Non si placano -giustamente!- le polemiche sulla morte del 17enne suicida per non essere stato accettato dai genitori.

Pochi giorni fa vi avevamo riportato la vicenda drammatica di Leelah Alcorn, ragazzo che non si sentiva a proprio agio nel corpo maschile e voleva cambiare sesso. I genitori non hanno supportato il figlio, togliendolo addirittura da scuola e vietandogli di uscire con gli amici. Una situazione sempre più insostenibile che ha portato Leelah a decidere di togliersi la vita. La notizia ha turbato e sconvolto il mondo intero, rendendo involontariamente noti all'opinione pubblica anche i genitori della vittima.

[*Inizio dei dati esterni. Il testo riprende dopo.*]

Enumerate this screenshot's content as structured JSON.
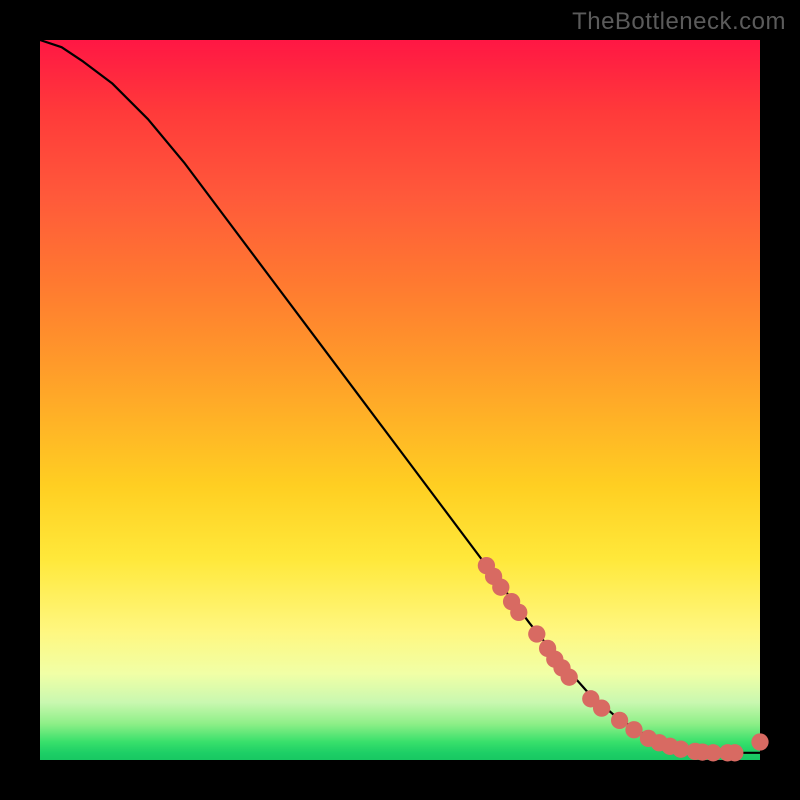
{
  "watermark": "TheBottleneck.com",
  "chart_data": {
    "type": "line",
    "title": "",
    "xlabel": "",
    "ylabel": "",
    "xlim": [
      0,
      100
    ],
    "ylim": [
      0,
      100
    ],
    "grid": false,
    "legend": false,
    "series": [
      {
        "name": "curve",
        "x": [
          0,
          3,
          6,
          10,
          15,
          20,
          26,
          32,
          38,
          44,
          50,
          56,
          62,
          68,
          72,
          76,
          80,
          84,
          88,
          92,
          96,
          100
        ],
        "values": [
          100,
          99,
          97,
          94,
          89,
          83,
          75,
          67,
          59,
          51,
          43,
          35,
          27,
          19,
          14,
          9.5,
          6,
          3.5,
          2.0,
          1.2,
          1.0,
          1.0
        ]
      }
    ],
    "markers": {
      "name": "highlight-points",
      "color": "#d86a62",
      "radius_norm": 0.012,
      "x": [
        62,
        63,
        64,
        65.5,
        66.5,
        69,
        70.5,
        71.5,
        72.5,
        73.5,
        76.5,
        78,
        80.5,
        82.5,
        84.5,
        86,
        87.5,
        89,
        91,
        92,
        93.5,
        95.5,
        96.5,
        100
      ],
      "values": [
        27,
        25.5,
        24,
        22,
        20.5,
        17.5,
        15.5,
        14,
        12.8,
        11.5,
        8.5,
        7.2,
        5.5,
        4.2,
        3.0,
        2.4,
        1.9,
        1.5,
        1.2,
        1.1,
        1.0,
        1.0,
        1.0,
        2.5
      ]
    }
  }
}
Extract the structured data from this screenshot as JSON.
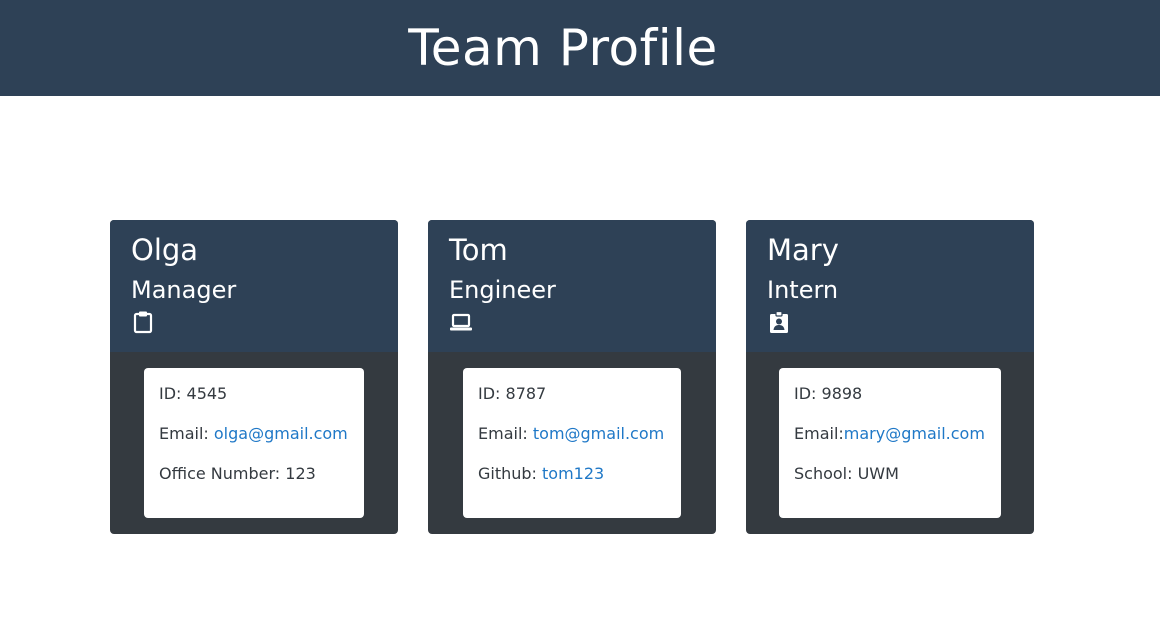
{
  "header": {
    "title": "Team Profile"
  },
  "members": [
    {
      "name": "Olga",
      "role": "Manager",
      "icon": "clipboard-icon",
      "id_label": "ID: ",
      "id": "4545",
      "email_label": "Email: ",
      "email": "olga@gmail.com",
      "extra_label": "Office Number: ",
      "extra_value": "123"
    },
    {
      "name": "Tom",
      "role": "Engineer",
      "icon": "laptop-icon",
      "id_label": "ID: ",
      "id": "8787",
      "email_label": "Email: ",
      "email": "tom@gmail.com",
      "extra_label": "Github: ",
      "extra_value": "tom123"
    },
    {
      "name": "Mary",
      "role": "Intern",
      "icon": "id-badge-icon",
      "id_label": "ID: ",
      "id": "9898",
      "email_label": "Email:",
      "email": "mary@gmail.com",
      "extra_label": "School: ",
      "extra_value": "UWM"
    }
  ],
  "colors": {
    "header_bg": "#2e4156",
    "card_bottom_bg": "#343a40",
    "link": "#1f78c7"
  }
}
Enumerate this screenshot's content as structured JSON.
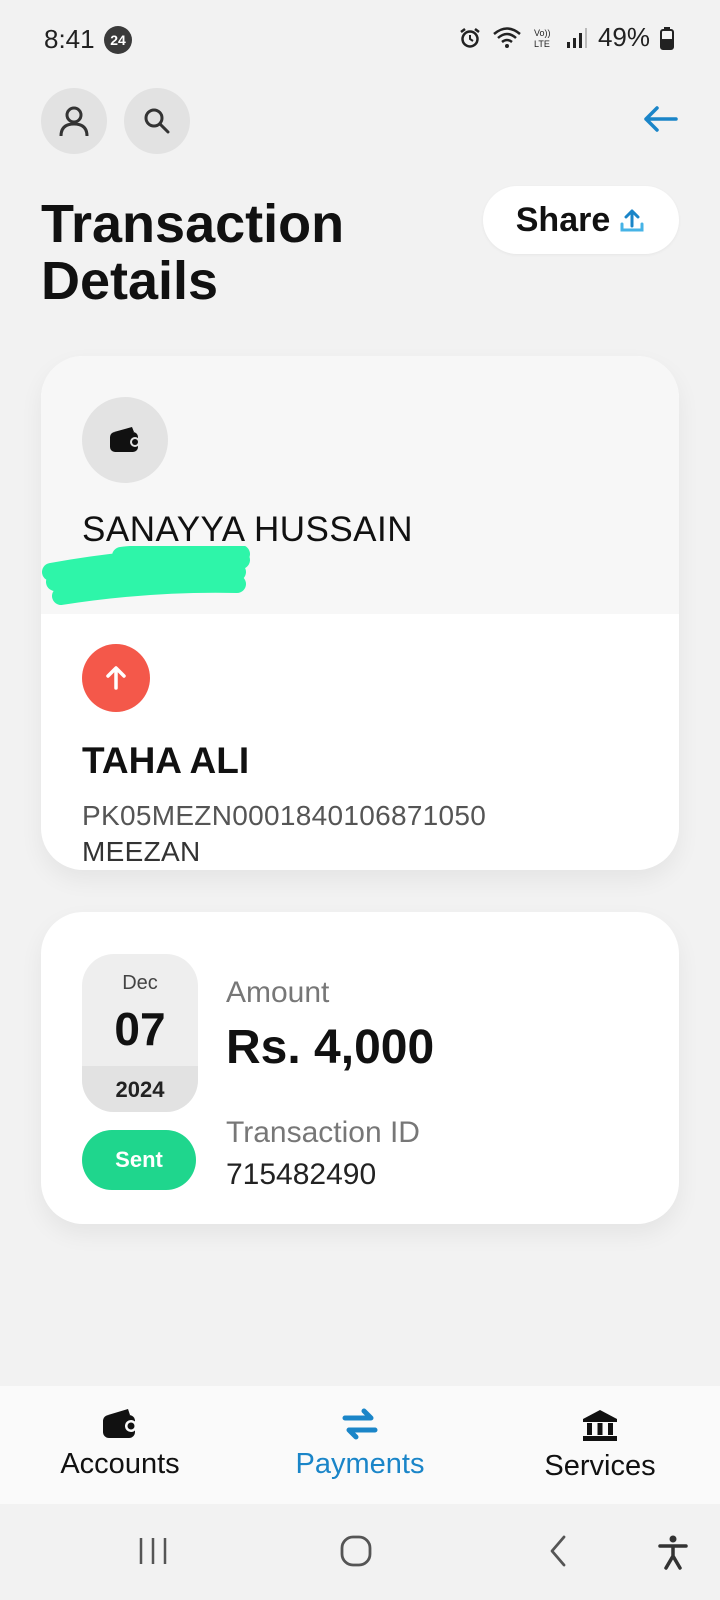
{
  "status_bar": {
    "time": "8:41",
    "notification_count": "24",
    "battery": "49%"
  },
  "header": {
    "title": "Transaction Details",
    "share_label": "Share"
  },
  "from": {
    "name": "SANAYYA HUSSAIN"
  },
  "to": {
    "name": "TAHA ALI",
    "iban": "PK05MEZN0001840106871050",
    "bank": "MEEZAN"
  },
  "transaction": {
    "month": "Dec",
    "day": "07",
    "year": "2024",
    "status": "Sent",
    "amount_label": "Amount",
    "amount": "Rs. 4,000",
    "txid_label": "Transaction ID",
    "txid": "715482490"
  },
  "bottom_nav": {
    "items": [
      {
        "label": "Accounts",
        "icon": "wallet-icon"
      },
      {
        "label": "Payments",
        "icon": "transfer-icon",
        "active": true
      },
      {
        "label": "Services",
        "icon": "bank-icon"
      }
    ]
  },
  "colors": {
    "accent": "#1a85c8",
    "sent_status": "#1fd68d",
    "outgoing": "#f4584a"
  }
}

In un'intervista alla CNN, i genitori di Leelah, però, non sono sembrati affatto di idea diversa da quella che avevano quando il figlio era ancora in vita. La madre, Carla Alcorn, ha continuato a usare il pronome maschile per tutta l'intervista, ribadendo che loro, da genitori cristiani, non supportavano la scelta del figlio.

carla alcorn

'Noi non lo sosteniamo, religiosamente ... Ma gli abbiamo detto che lo amavamo incondizionatamente. Lo abbiamo amato. Ho amato il mio figlio. La gente ha bisogno di sapere che lo amavo. Era un bravo ragazzo, un bravo ragazzo '.

Carla ha aggiunto che si era rivolto a lei solo una volta per parlare con lei del suo stato d'animo e che non aveva mai chiesto di essere chiamata Leelah: la prima volta ha sentito quel nome è stato quando ha letto la lettera di suicidio. Ha ammesso che sapeva fosse era depresso e aveva visto anche uno psichiatra che gli aveva prescritto un farmaco.

E l'isolamento? il divieto di usare i social network? Carla ha spiegato che questo era dovuto perché Leelah stava guardando materiali "inappropriati" on-line. Infine ha specificato che non avevano i soldi per permettersi un'operazione di sesso chiesta dal figlio (e glielo avrebbero mai permesso, se fossero stati miliardari?) e che hanno ricevuto messaggi feroci contro di loro da "gente orribile".

Forse la stessa "gente orribile" che ha aperto una petizione online per chiedere che al ragazzino sia segnato il nome da donna che aveva scelto -Leelah- invece di quello maschile preteso dai genitori.